As described above, in the present invention, since the bearing is pulled out from the fixing member by the jig using the flange formed on the outer peripheral side of the bearing, no indentation is generated on the track of the bearing. Therefore, the bearing can be reused after being removed. When a coating made of a solid lubricant is interposed between the flange and the fixing member, the flange can be more easily removed.

[Brief description of the drawings]

FIG. 1 is a sectional view of an embodiment of the present invention.

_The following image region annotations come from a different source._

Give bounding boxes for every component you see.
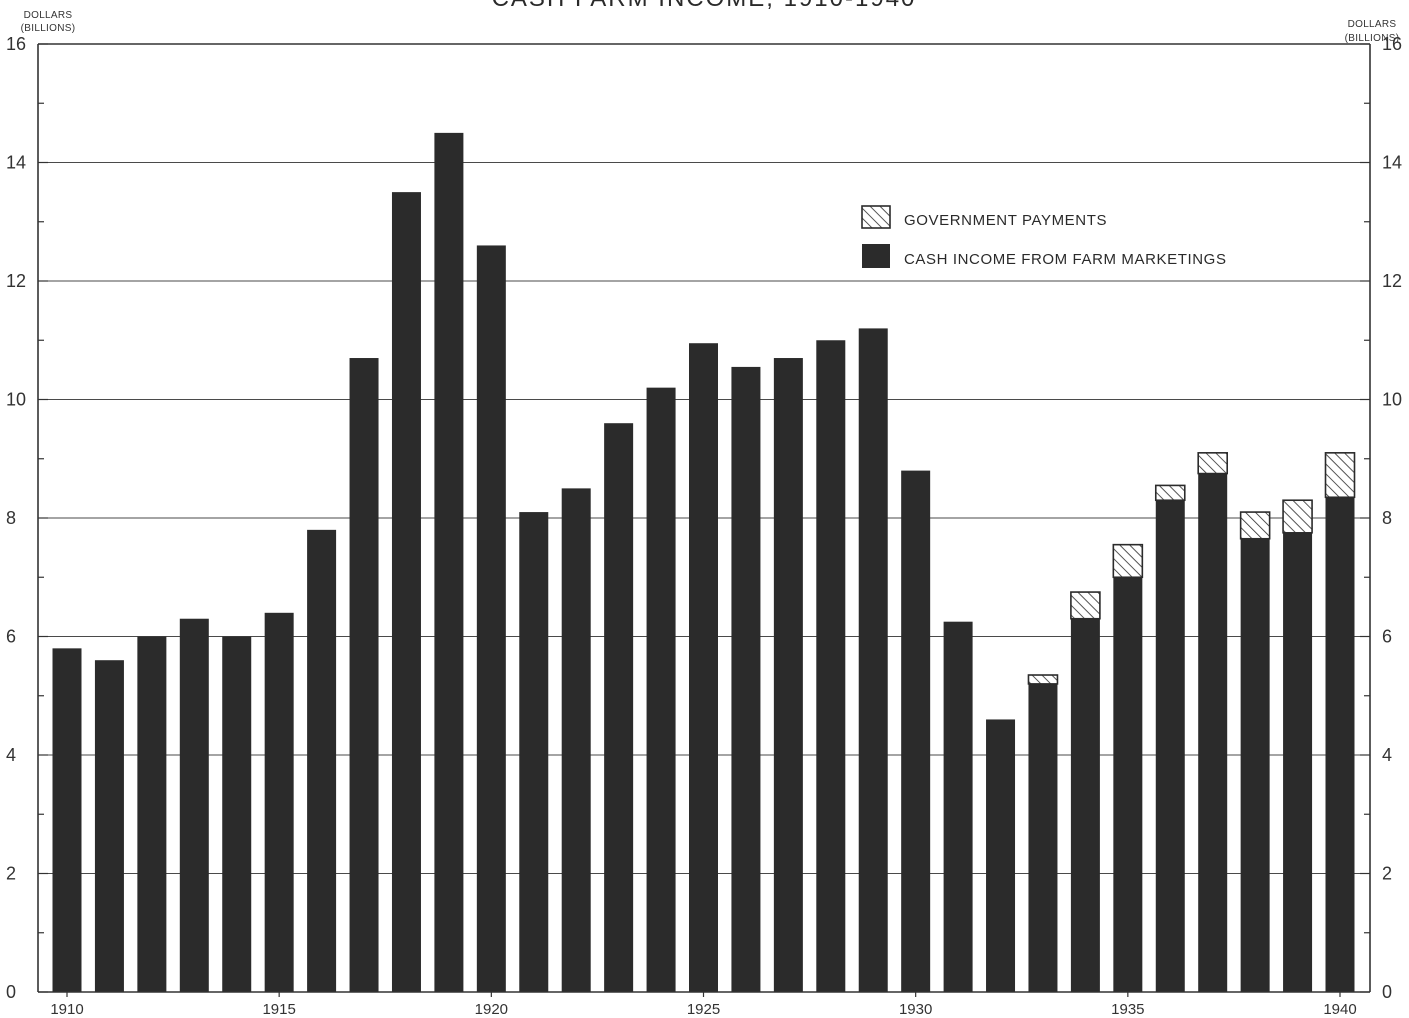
bar-farm-marketings-1910: [52, 648, 82, 992]
bar-farm-marketings-1920: [476, 245, 506, 992]
y-ticks-group: 0 0 2 2 4 4 6 6 8 8 10 10 12 12 14 14 16 16: [6, 34, 1402, 1002]
y-tick-label-left-10: 10: [6, 390, 26, 410]
bar-farm-marketings-1932: [986, 719, 1016, 992]
bar-farm-marketings-1921: [519, 512, 549, 992]
left-axis-title-line1: DOLLARS: [24, 10, 73, 21]
bar-government-payments-1935: [1112, 543, 1144, 579]
bar-government-payments-1937: [1197, 452, 1228, 475]
y-tick-label-left-4: 4: [6, 745, 16, 765]
bar-farm-marketings-1938: [1240, 538, 1270, 992]
legend-label-government-payments: GOVERNMENT PAYMENTS: [904, 212, 1107, 229]
x-tick-label-1935: 1935: [1111, 1001, 1144, 1018]
bar-farm-marketings-1937: [1198, 473, 1228, 992]
bar-farm-marketings-1931: [943, 621, 973, 992]
y-tick-label-left-0: 0: [6, 982, 16, 1002]
y-tick-label-right-6: 6: [1382, 627, 1392, 647]
bar-farm-marketings-1917: [349, 358, 379, 992]
bar-farm-marketings-1924: [646, 387, 676, 992]
x-tick-label-1930: 1930: [899, 1001, 932, 1018]
bar-farm-marketings-1914: [222, 636, 252, 992]
bar-farm-marketings-1912: [137, 636, 167, 992]
bar-farm-marketings-1925: [689, 343, 718, 992]
y-tick-label-left-2: 2: [6, 864, 16, 884]
y-tick-label-right-16: 16: [1382, 34, 1402, 54]
chart-title: CASH FARM INCOME, 1910-1940: [492, 0, 917, 12]
x-tick-label-1940: 1940: [1323, 1001, 1356, 1018]
bar-government-payments-1938: [1239, 511, 1271, 540]
x-tick-label-1920: 1920: [475, 1001, 508, 1018]
bar-farm-marketings-1933: [1028, 683, 1058, 992]
y-tick-label-left-14: 14: [6, 153, 26, 173]
x-ticks-group: 1910 1915 1920 1925 1930 1935 1940: [50, 992, 1357, 1018]
x-tick-label-1915: 1915: [262, 1001, 295, 1018]
y-tick-label-left-6: 6: [6, 627, 16, 647]
bar-farm-marketings-1922: [561, 488, 591, 992]
bar-farm-marketings-1927: [773, 358, 803, 992]
bar-farm-marketings-1928: [816, 340, 846, 992]
bar-government-payments-1940: [1324, 452, 1356, 499]
bar-government-payments-1939: [1282, 499, 1313, 534]
bar-farm-marketings-1911: [94, 660, 124, 992]
y-tick-label-right-4: 4: [1382, 745, 1392, 765]
bar-government-payments-1934: [1070, 591, 1101, 620]
gridlines: [38, 162, 1370, 874]
bar-farm-marketings-1936: [1155, 500, 1185, 992]
legend: GOVERNMENT PAYMENTS CASH INCOME FROM FAR…: [861, 205, 1227, 268]
x-tick-label-1925: 1925: [687, 1001, 720, 1018]
bar-farm-marketings-1935: [1113, 577, 1143, 992]
bar-farm-marketings-1915: [264, 612, 294, 992]
x-tick-label-1910: 1910: [50, 1001, 83, 1018]
y-tick-label-right-10: 10: [1382, 390, 1402, 410]
bar-farm-marketings-1939: [1283, 532, 1313, 992]
bar-farm-marketings-1940: [1325, 497, 1355, 992]
bar-farm-marketings-1916: [307, 529, 337, 992]
legend-swatch-cash-income: [862, 244, 890, 268]
y-tick-label-left-8: 8: [6, 508, 16, 528]
bar-government-payments-1936: [1154, 484, 1186, 502]
right-axis-title-line1: DOLLARS: [1348, 19, 1397, 30]
bar-farm-marketings-1923: [604, 423, 634, 992]
y-tick-label-right-14: 14: [1382, 153, 1402, 173]
bar-farm-marketings-1929: [858, 328, 888, 992]
legend-swatch-government-payments: [861, 205, 891, 229]
left-axis-title-line2: (BILLIONS): [21, 23, 76, 34]
bar-farm-marketings-1934: [1070, 618, 1100, 992]
bar-farm-marketings-1919: [434, 132, 464, 992]
bar-farm-marketings-1918: [391, 192, 421, 992]
y-tick-label-right-8: 8: [1382, 508, 1392, 528]
legend-label-cash-income: CASH INCOME FROM FARM MARKETINGS: [904, 251, 1227, 268]
bar-farm-marketings-1926: [731, 366, 761, 993]
bar-government-payments-1933: [1027, 674, 1059, 685]
y-tick-label-left-16: 16: [6, 34, 26, 54]
right-axis-title-line2: (BILLIONS): [1345, 33, 1400, 44]
bar-farm-marketings-1930: [901, 470, 931, 993]
y-tick-label-right-12: 12: [1382, 271, 1402, 291]
y-tick-label-right-0: 0: [1382, 982, 1392, 1002]
y-tick-label-left-12: 12: [6, 271, 26, 291]
y-tick-label-right-2: 2: [1382, 864, 1392, 884]
bar-farm-marketings-1913: [179, 618, 209, 992]
bars-group: [52, 132, 1356, 993]
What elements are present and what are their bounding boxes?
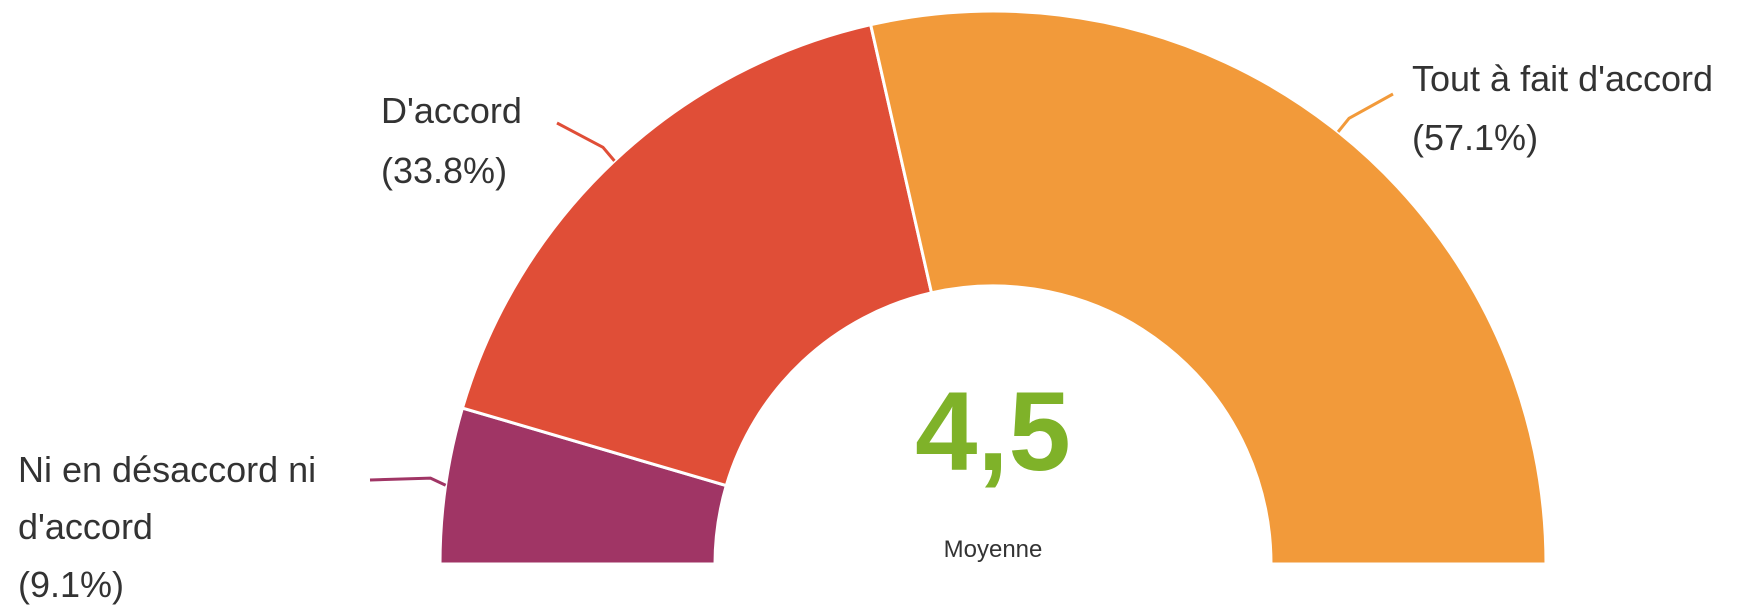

FIG. 2 is an explanatory view of removing the bearing of FIG. 1;

FIG. 3 is a sectional view of another embodiment of the present invention.

FIG. 4 is a cross-sectional view of the embodiment when no case is used.

FIG. 5 is a sectional view of a conventional protection rolling bearing.

[Explanation of symbols]

 1,41 Stator column 2,42 Peripheral step 3,45 Rolling bearing 4,45a Outer ring 5,45b Inner ring 6,46 Rotor 7,47 Case 8,47a Flange 9,49 Cover 14,47b Peripheral step 15 Pull-out jig Ingredient

 ────────────────────────────────────────────────── ─── Continuing on the front page (72) Inventor Yoshihisa Kawakami 3-5-8 Minamisenba, Chuo-ku, Osaka-shi Koyo Seiko Co., Ltd. F-term (reference) 3J017 AA06 CA06 DA01 DB01 DB07 3J102 AA01 BA02 BA17 CA14 CA20 CA40 GA06

Claims (5)

[Claims] 1. A magnetic bearing device for rotating a rotating part by supporting a rotating part in a non-contact state with a fixed part by a magnetic bearing,
An outer ring or an inner ring is fixed to a circumferential step portion of a fixed portion, and is a protective rolling bearing for receiving a rotating portion at an inner ring or an outer ring when the rotating portion is stopped, wherein the outer ring outer peripheral surface of the bearing or the inner ring inner peripheral surface. A radially outward or inwardly extending flange is formed, the flange is fixed to a fixed portion, and a jig engaging portion is provided at an end of the flange. Rolling bearing for use in magnetic bearing devices. 2. A magnetic bearing device in which a rotating part is supported by a magnetic bearing in a non-contact state with respect to a fixed part and is rotated.
A protective rolling bearing in which an outer ring is sandwiched and fixed between a circumferential step portion of a fixed portion and a cover attached to the fixed portion, and a rotating portion is received by an inner ring when the rotating portion is stopped. 2. The method according to claim 1, wherein a radially outer flange is formed, the flange is sandwiched between the cover and the fixed portion, and a jig engaging portion is provided at an end of the flange. Rolling bearings for protection in magnetic bearing devices. 3. The magnetic bearing device according to claim 2, wherein the flange is formed integrally with an L-shaped cross-section case that is fitted to the end face of the outer ring on the side of the peripheral step and the outer peripheral surface. Rolling bearings for protection. 4. The protective rolling bearing according to claim 2, wherein the flange is formed integrally with the outer peripheral surface of the outer ring. 5. The protective rolling bearing according to claim 2, wherein a fixed lubricant is coated on at least one surface between the case having the L-shaped cross section and the fixed member.